The film uses familiar tropes from soviet film; montage, metaphoric images, graphics and associational links. The cinematography uses the striking assemblage of shots, angles, positioning and superimpositions. The overall structure of the film is closer to documentary in the western capitalist industries. Turin considered that the film should have a thematic structure, akin to the narrative structure in fictional film. So the overall presentation is somewhat different from the work of the Factory of Facts or a documentary of the same period directed by Mikhail Kalatazov, Salt for Svanetia (1930). The film was influential amongst British documentary film-makers such as Basil Wright. One can see the cross-overs. The opening reels offer landscapes with people and the more dynamic montage occurs during the vast construction. There are sequences that represent both the indigenous mainly nomadic peoples as well as the army of labour involved in the construction. And there are some slyly comic shots offering a sense of their every-day lives and work. However, the main thrust of the film is this eruption into the sparsely populated and wild landscapes and the conflicts are frequently about man and nature rather than the social relations that dominate in Dziga Vertov’s films. The title was a popular success both in the USSR and abroad. It offers a dynamic portrait of the modernising of these regions still mired in traditional ways of life.

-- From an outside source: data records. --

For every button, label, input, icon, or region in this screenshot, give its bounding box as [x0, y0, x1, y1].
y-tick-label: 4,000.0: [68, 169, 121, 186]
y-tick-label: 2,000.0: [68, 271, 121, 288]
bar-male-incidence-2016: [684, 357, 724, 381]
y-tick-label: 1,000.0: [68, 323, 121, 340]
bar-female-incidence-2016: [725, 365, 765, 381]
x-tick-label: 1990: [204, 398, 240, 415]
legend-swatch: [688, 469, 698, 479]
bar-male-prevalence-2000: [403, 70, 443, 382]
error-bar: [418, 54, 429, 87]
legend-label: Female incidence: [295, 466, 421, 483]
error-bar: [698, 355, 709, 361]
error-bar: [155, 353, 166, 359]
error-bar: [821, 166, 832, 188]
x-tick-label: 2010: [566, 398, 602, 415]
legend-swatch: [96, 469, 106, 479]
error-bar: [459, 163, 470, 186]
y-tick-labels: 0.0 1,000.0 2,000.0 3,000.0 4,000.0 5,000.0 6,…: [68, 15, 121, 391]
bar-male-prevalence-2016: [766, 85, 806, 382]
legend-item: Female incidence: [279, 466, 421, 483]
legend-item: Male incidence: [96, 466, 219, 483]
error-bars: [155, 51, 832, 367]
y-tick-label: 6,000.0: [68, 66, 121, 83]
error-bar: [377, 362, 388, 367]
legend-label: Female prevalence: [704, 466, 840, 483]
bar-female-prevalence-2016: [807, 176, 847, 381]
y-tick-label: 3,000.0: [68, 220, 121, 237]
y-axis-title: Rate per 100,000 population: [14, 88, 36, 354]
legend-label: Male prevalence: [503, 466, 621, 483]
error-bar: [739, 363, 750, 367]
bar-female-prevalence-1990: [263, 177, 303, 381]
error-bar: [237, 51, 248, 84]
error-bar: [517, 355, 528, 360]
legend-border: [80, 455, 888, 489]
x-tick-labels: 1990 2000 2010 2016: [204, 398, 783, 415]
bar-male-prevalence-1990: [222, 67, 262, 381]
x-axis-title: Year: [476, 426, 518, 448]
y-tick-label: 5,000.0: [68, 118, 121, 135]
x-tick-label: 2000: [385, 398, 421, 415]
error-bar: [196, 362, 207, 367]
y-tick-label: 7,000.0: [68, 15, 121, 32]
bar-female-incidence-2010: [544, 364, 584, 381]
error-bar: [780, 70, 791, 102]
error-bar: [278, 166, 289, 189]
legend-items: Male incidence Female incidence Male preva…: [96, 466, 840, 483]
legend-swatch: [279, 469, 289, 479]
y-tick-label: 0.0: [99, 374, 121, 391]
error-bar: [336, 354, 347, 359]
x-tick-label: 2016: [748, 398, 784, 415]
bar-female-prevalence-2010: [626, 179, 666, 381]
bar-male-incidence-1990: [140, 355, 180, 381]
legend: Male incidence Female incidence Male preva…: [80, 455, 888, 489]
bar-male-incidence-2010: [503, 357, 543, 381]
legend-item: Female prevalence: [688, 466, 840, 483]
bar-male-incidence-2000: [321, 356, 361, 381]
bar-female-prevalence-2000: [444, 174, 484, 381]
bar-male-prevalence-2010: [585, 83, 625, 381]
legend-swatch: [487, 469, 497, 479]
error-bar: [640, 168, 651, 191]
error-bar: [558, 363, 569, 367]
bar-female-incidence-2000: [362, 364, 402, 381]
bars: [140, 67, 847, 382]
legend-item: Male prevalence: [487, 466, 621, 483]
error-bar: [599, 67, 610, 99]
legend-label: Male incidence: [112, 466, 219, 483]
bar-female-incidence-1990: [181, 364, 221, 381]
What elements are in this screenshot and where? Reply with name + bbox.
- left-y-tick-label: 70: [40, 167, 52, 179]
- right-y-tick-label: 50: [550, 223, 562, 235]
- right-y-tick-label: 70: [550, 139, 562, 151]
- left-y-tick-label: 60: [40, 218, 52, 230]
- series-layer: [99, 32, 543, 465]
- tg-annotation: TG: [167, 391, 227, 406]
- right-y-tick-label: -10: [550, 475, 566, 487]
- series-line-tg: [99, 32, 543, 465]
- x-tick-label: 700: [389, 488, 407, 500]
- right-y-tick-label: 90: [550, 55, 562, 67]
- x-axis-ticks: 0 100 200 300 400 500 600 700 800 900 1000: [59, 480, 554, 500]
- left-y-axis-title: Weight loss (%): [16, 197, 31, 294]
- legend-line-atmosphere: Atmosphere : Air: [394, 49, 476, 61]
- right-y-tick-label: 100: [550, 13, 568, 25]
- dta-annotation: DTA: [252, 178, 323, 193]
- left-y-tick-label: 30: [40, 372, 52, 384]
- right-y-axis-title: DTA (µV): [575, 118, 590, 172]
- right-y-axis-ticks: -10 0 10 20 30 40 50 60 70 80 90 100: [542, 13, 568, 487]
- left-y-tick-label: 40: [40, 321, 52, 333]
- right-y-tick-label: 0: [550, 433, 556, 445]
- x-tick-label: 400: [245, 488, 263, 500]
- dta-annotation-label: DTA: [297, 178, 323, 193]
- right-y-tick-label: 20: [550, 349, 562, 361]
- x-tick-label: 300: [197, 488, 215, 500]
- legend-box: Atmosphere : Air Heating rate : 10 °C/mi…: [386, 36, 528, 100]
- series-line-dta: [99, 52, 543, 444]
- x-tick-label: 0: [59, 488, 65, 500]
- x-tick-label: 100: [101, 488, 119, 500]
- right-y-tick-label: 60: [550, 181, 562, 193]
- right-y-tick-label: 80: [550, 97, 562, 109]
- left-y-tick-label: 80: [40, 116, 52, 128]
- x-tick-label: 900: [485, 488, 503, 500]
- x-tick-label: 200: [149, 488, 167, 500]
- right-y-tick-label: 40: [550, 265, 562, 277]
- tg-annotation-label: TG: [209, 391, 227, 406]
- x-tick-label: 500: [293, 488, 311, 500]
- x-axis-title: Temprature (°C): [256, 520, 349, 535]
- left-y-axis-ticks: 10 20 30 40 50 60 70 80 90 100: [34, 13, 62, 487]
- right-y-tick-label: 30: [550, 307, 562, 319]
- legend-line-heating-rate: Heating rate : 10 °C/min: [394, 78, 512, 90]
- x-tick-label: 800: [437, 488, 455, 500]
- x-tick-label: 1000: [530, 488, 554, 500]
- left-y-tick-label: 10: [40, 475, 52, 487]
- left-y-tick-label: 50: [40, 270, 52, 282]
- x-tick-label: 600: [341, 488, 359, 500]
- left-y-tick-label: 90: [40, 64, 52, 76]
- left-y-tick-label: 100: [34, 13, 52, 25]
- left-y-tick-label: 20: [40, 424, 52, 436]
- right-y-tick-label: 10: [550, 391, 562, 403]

The final film of the weekend was The Golden Butterfly / Der Holdene Schmetterling. A European co-production directed Michael Curtiz (then Michael Kertesz) and starring Lili Damita and Nils Asther. Among the supporting actors was Curt Bois {as a dance master and director). Bois has the distinction of the longest career as a film actor [1907 to 1987) and we had, in addition, a short film in which he featured from 1909. This was German title Patent Glue / Klebalin klebt alles in which two boys play a series of tricks with a powerful glue.
The main feature was nicely done but lack dramatic development. Lillian (Damita) and Andy (Asther) are a potential couple but her ambitions for a stage career come between them. The major problem was not the conventional obstacles [parents, the law, rivals etc.] but the priggish attitude of Andy to Lillian’s ambitions. The finale, where his intransigent attitudes are finally broken down, seemed over-extended.
The film was projected at 18fps but this seemed a slow frame rate and produced a longer running time which probably exacerbated the slow tempo. The print had a some missing elements and late in the narrative we found ourselves with the major production number of the film, involving Lillian’s stage act as the ‘butterfly’. Otherwise the print was in good condition and looed fine.
Overall this was a rewarding weekend and the organisers and the Museum are to be congratulated on the full programme. Kevin Brownlow also deserves a substantial thank you for the provision of prints. When it is becoming increasingly difficult to see early film in original prints this was welcome.
The screenings were enhanced by live music. The Bioscope has an impressive roster of musicians providing accompaniments and they are skilled at supporting rather than overpowering the films. The talented performances at the piano were supplied by Neil Brand, Costas Fotopoulis, Cyrus Gabrysch, Lillian Henley, Meg Moorland and John Sweeney. There were also extensive printed film notes and introductions to all the screenings. A great way to spend a weekend.